A local council is keeping funding from a Cornwall hospital to protest their bilingual hiring practices.

South Stormont council voted Wednesday night to withhold around $30,000 from the Cornwall Community Hospital because of their French-speaking job requirements.

Protesters said the hospital only hires people who speak French, regardless of their other qualifications.

"We want the people to get the jobs according to their abilities, not according to their language," said Michel Arcand. "We've got nothing against the French and the English thing, we're not fighting against that; we're fighting for our jobs."

"I've lost 13 positions, full-time and part-time, to bilingual people with lesser seniority," said Cathy Jodoin. "Even people that have come from the street that are bilingual strictly with no qualifications."

The hospital said its bilingual policy only applies to some positions.

"Does this mean that all jobs at the Cornwall Community Hospital require French language skills? No." said Greg Downing with the hospital.

"When no viable candidate is available to fill a vacancy, what do we do? We fill it, we don't wait to find the perfect bilingual candidate."
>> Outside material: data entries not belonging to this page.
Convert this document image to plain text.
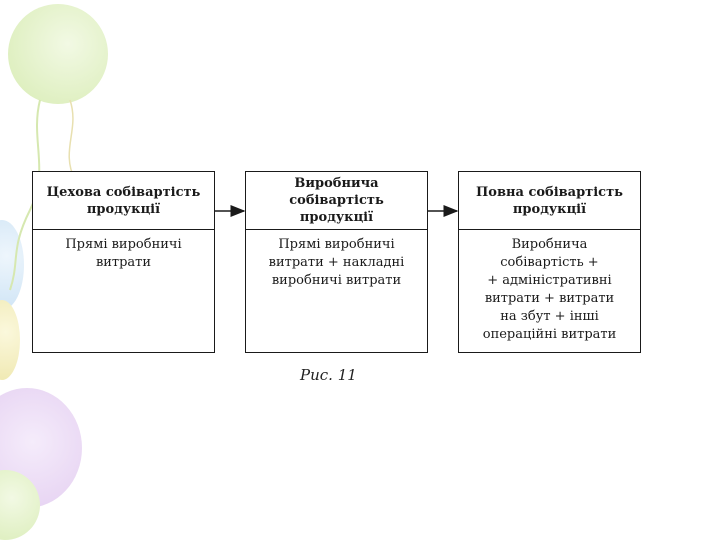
Цехова собівартість
продукції
Прямі виробничі
витрати
Виробнича собівартість
продукції
Прямі виробничі
витрати + накладні
виробничі витрати
Повна собівартість
продукції
Виробнича
собівартість +
+ адміністративні
витрати + витрати
на збут + інші
операційні витрати
Рис. 11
There were 217 job openings in 2011, according to the hospital's website.

Of those, 132 required bilingual skills including all full-time nursing vacancies.

There has been no date set for talks to resume between the hospital and council.

"What they want here, 100 per cent French, doesn't go with the ratio with the population," said protester Laurie Branchaud. "We're hoping they're going to admit there's an error here and perhaps we can fix it."

"They're trying to pinpoint this as being against the French, we're not against the French," Jodoin said. "We just want fairness, equality for all and we want to make a difference. This has to stop."